Page MenuHomePhabricator

Maintenance script to convert between different representations of interwiki / sites info
Open, MediumPublic

Description

The intent is to allow us to generate site info files (like P3044) from old CDB files or from the interwiki table, as well as to convert between different representations of site info. Some examples:

To migrate from a CDB file as generated by dumpInterwiki.php to the php used for SiteLookup:

convertSiteInfo.php interwiki:cdb:/foo/bar.cdb sites:php:/foo/bar.php

To dump the content of the sites table as JSON:

convertSiteInfo.php sites:db sites:json:/foo/bar.json

To dump the content of the interwiki table as JSON:

convertSiteInfo.php interwiki:db sites:json:/foo/bar.json

To convert from old-style sites JSON to new style JSON, with pre-computed indexes:

convertSiteInfo.php sites:json:/foo/bar-old.json sites:json:/foo/bar.json --index

To combine multiple php and json files into a single php file:

convertSiteInfo.php sites:json:foo.json sites:php:bar.php sites:json:combined.php

The way the sources and destinations are specified in the examples above are a bit ad-hoc and possibly unnecessary. The file extension should be sufficient in most cases: .cdb will trigger the classic interwiki code with a SiteLookup-adapter to be used for reading; .json will trigger a SiteLookup to be used (which should support the old as well as the new json structure). .php will also be read by a SiteLookup. For output, only the new style JSON and PHP structures would be supported, using T135156: Create a SiteStore that can write JSON and PHP files. We'll need some special syntax to indicate that we want to read from the interwiki or the sites table, though.

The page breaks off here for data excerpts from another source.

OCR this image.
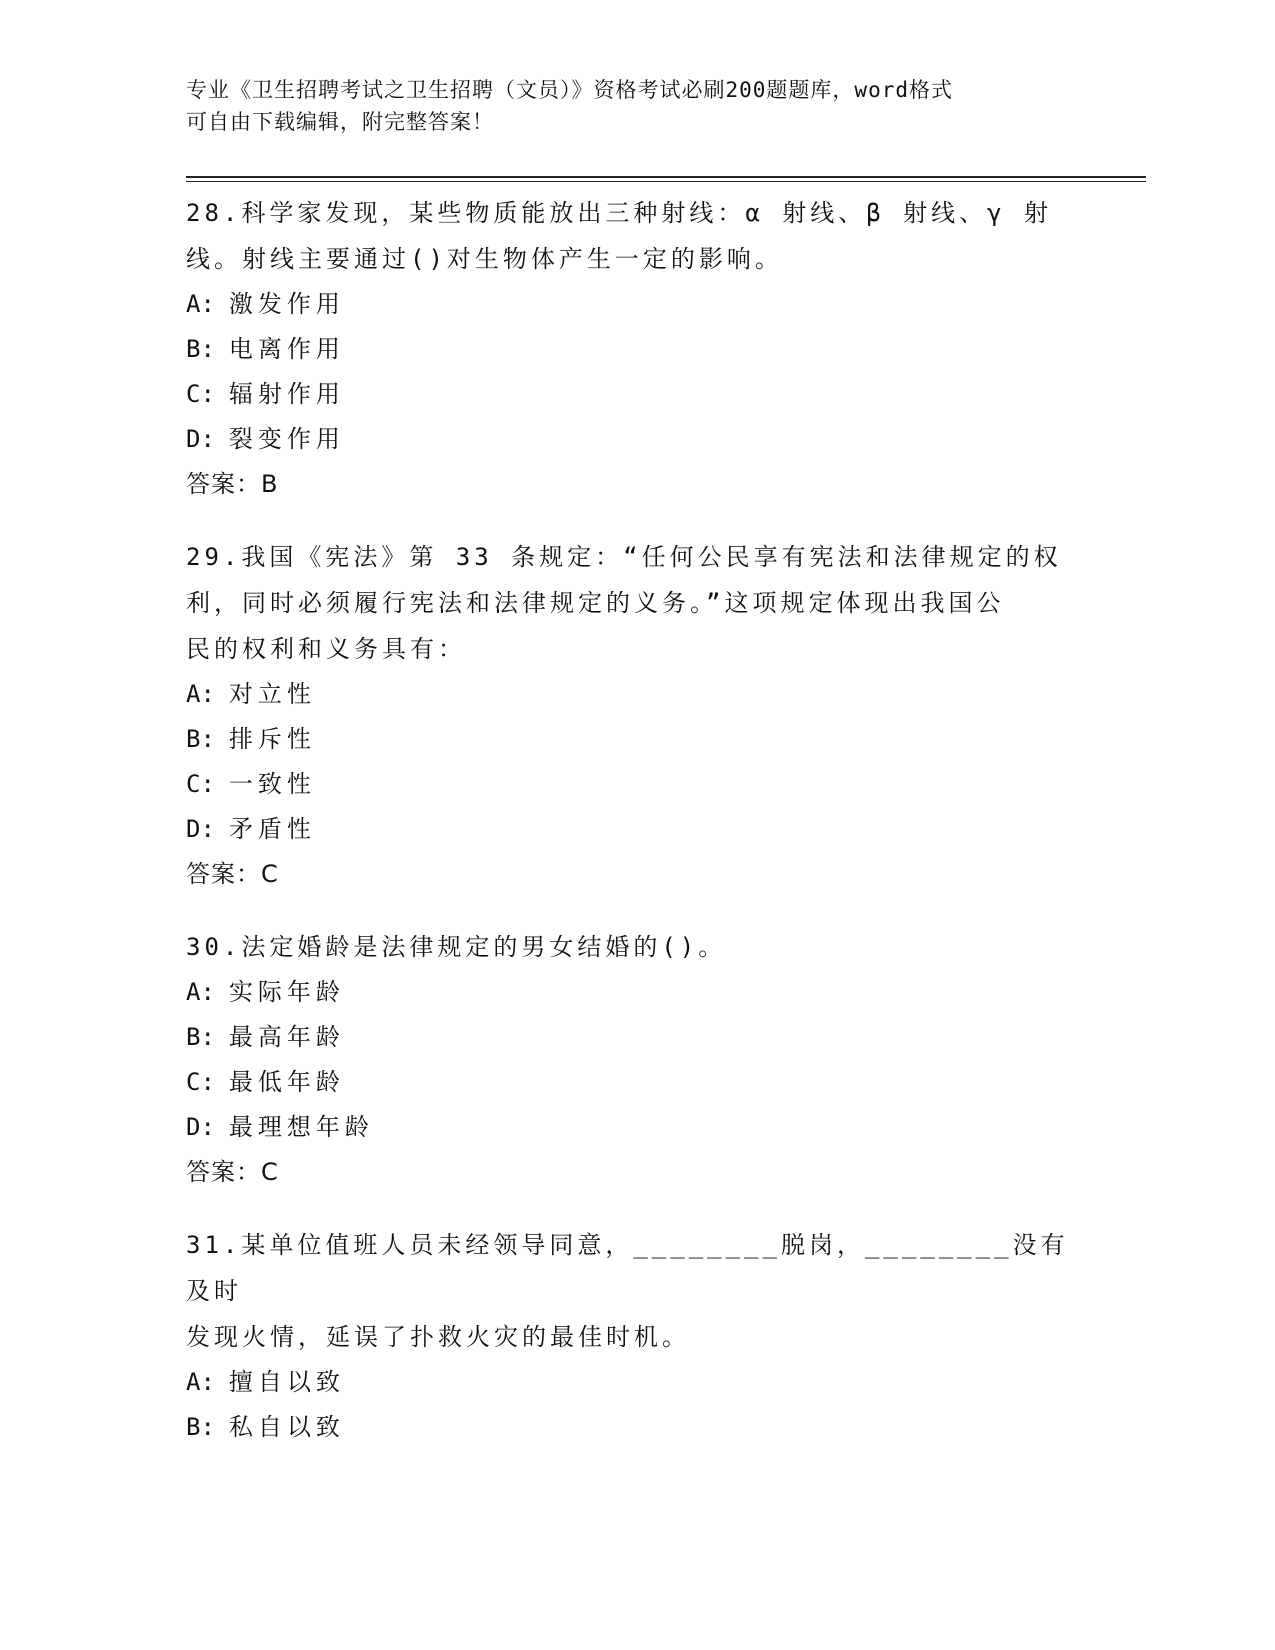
专业《卫生招聘考试之卫生招聘（文员）》资格考试必刷200题题库，word格式
可自由下载编辑，附完整答案！

28.科学家发现，某些物质能放出三种射线：α 射线、β 射线、γ 射

线。射线主要通过()对生物体产生一定的影响。

A: 激发作用

B: 电离作用

C: 辐射作用

D: 裂变作用

答案：B

29.我国《宪法》第 33 条规定：“任何公民享有宪法和法律规定的权

利，同时必须履行宪法和法律规定的义务。”这项规定体现出我国公

民的权利和义务具有：

A: 对立性

B: 排斥性

C: 一致性

D: 矛盾性

答案：C

30.法定婚龄是法律规定的男女结婚的()。

A: 实际年龄

B: 最高年龄

C: 最低年龄

D: 最理想年龄

答案：C

31.某单位值班人员未经领导同意，________脱岗，________没有及时

发现火情，延误了扑救火灾的最佳时机。

A: 擅自以致

B: 私自以致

NOTE: We should consider to also support the XML format used by maintenance/exportSites.php, see docs/sitelist.txt.

Event Timeline

Krenair renamed this task from Maintenance script to convert between different representatiosn of interwiki / sites info to Maintenance script to convert between different representations of interwiki / sites info.May 12 2016, 5:36 PM

This task has been assigned to the same task owner for more than two years. Resetting task assignee due to inactivity, to decrease task cookie-licking and to get a slightly more realistic overview of plans. Please feel free to assign this task to yourself again if you still realistically work or plan to work on this task - it would be welcome!

For tips how to manage individual work in Phabricator (noisy notifications, lists of task, etc.), see https://phabricator.wikimedia.org/T228575#6237124 for available options.
(For the records, two emails were sent to assignee addresses before resetting assignees. See T228575 for more info and for potential feedback. Thanks!)